Tonight marked the first all-college dinner party hosted in the Dunham Residential Dining Hall and boy, was it something. Despite being the most recent addition to the list of student residences, the Residential Colleges already boast the highest proportion of international students of any of the lodgings on campus. I live on the fourth floor with my roommate Emilio who is also an international student. Suffice it to say that Emilio’s resume abroad would make even the most seasoned traveler jealous: born in León, Mexico, he spent eight years studying at a boarding school in Germany (UWC, an institution that many other international Sooners claim as their alma mater) and has spent time in Italy, France, Belgium and–so it seems–practically everywhere else.
The majority of Floor 4 is also comprised of international students, so the dinner’s constituents were nothing if not a melting pot.
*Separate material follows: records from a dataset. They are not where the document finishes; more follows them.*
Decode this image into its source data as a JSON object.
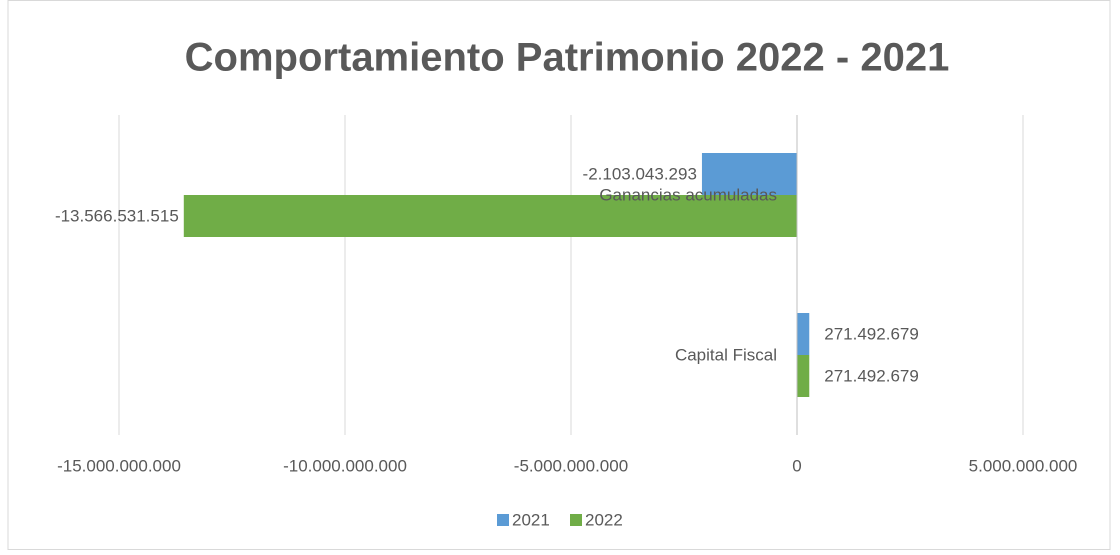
{
  "chart_data": {
    "type": "bar",
    "orientation": "horizontal",
    "title": "Comportamiento Patrimonio 2022 - 2021",
    "categories": [
      "Ganancias acumuladas",
      "Capital Fiscal"
    ],
    "series": [
      {
        "name": "2021",
        "color": "#5b9bd5",
        "values": [
          -2103043293,
          271492679
        ],
        "value_labels": [
          "-2.103.043.293",
          "271.492.679"
        ]
      },
      {
        "name": "2022",
        "color": "#70ad47",
        "values": [
          -13566531515,
          271492679
        ],
        "value_labels": [
          "-13.566.531.515",
          "271.492.679"
        ]
      }
    ],
    "xlim": [
      -15000000000,
      5000000000
    ],
    "xticks": [
      {
        "value": -15000000000,
        "label": "-15.000.000.000"
      },
      {
        "value": -10000000000,
        "label": "-10.000.000.000"
      },
      {
        "value": -5000000000,
        "label": "-5.000.000.000"
      },
      0,
      {
        "value": 5000000000,
        "label": "5.000.000.000"
      }
    ],
    "grid": true,
    "legend": "bottom"
  }
}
I met students from around the world–Kazunori from Japan, Anna from Norway, Chenxin from China–all of whom shared stories and experiences from home and gave me entirely new points of view over a family-style plate of barbecue chicken. Afterwards, Emilio even showed me some of the basic steps of Bachata, a traditional style of dance in Hispanic culture and, while I’m not a pro by any means, I am considering going out for the Latin Dance Club next week.
I’m sitting in a dorm room nearly six hours from my home in Kansas City and, for the first few weeks here, that thought had been weighing pretty heavily on my mind. I felt alienated, a state away from my family and two from my best friend. It’s hard to throw that same pity party for yourself when you’re sitting at a table full of students who are separated from their loved ones by an ocean or a continent. Suddenly, your six-hour drive home over break becomes enviable to the girl who’s staying in Norman over Christmas because the plane ticket home is too expensive. I don’t mean to end this post on a somber note because it shouldn’t. Meeting these international students has been a boon for this homesick freshman. Sure, getting Baked Bear with a guy from Sudan won’t change the distance to KCMO, but it helps everything seem smaller and makes home feel just a little closer to Norman.